On the contrary, her next question is still one of skepticism—is this for real? After all, this point is normally where things start falling apart and turning into the usual self-serving, “Vendor ABC is the leading provider of product XYZ…”

The next step in the buyer’s journey is to turn this cautious curiosity into real interest. This doesn’t happen over one email. It will take several high-quality emails that are consistently on-message to convert curiosity into real interest.

The first sign of real interest is clicking on links that take the buyer to additional relevant information.  However, more important than even click-through rates is increasingly high open rates. As a potential buyer begins to recognize the brand of this relevant information, she continues to open communication from that source, strengthening both her interest and belief that this might actually be a different kind of vendor. That’s how a vendor ends up on the short list of vendors that are invited to present.

Hurdle 3: Should I invite them in?

Some sales executives might say, “We can’t wait to get invited. We must try to get the appointment as soon as possible. Otherwise, our competitors will get in there first”.

Though you shouldn’t necessarily wait until you are invited to contact the buyer, the best time to call is when the potential buyer is already seriously thinking of inviting you. Then it becomes a simple matter of scheduling the date that works.

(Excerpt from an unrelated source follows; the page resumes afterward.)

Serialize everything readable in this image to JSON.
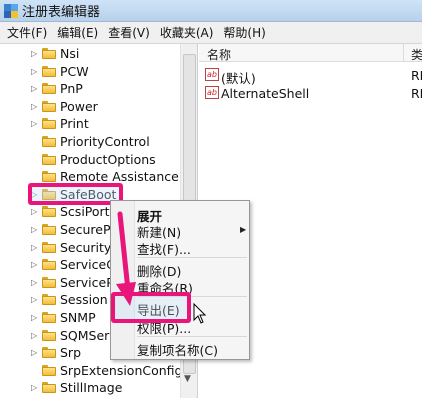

To pass this hurdle, B2B Marketing must make available to the potential buyer (or someone in the buyer’s  company) a sufficient amount of evidence to prove you are worth the risk of scheduling a meeting.  Sufficient amount means white papers, case studies, blogs, customer interviews, and more that consistently demonstrate the vendor’s commitment to understanding and solving the buyer’s challenge.

B2B Marketing must provide overwhelming evidence that you are a Top Tier Vendor in that segment.

Conclusion

To summarize, the job of B2B Marketing is to get your sales rep onto the short list of vendors that are invited to present to a potential buyer.

In order to achieve this, your Marketing team needs to provide overwhelming evidence that you are a Top Tier Vendor in the buyer’s sector, which is demonstrated by full understanding of the buyer’s problem and the ability to create  a viable solution as evidenced by deeply informative content found on your web pages, white papers, social media properties, case studies, customer testimonials, and more.

While Tier 3 vendors continue to put out “ABC, the leading provider of XYZ…”, you, as a Top Tier Vendor, can work on becoming a go-to-resource for your potential customers, giving you relatively easy access at low cost.

The end result is that you enjoy higher closing ratios and shorter sales cycles, which translate into a high growth rate at low sales and marketing costs— which is what we all want in the end.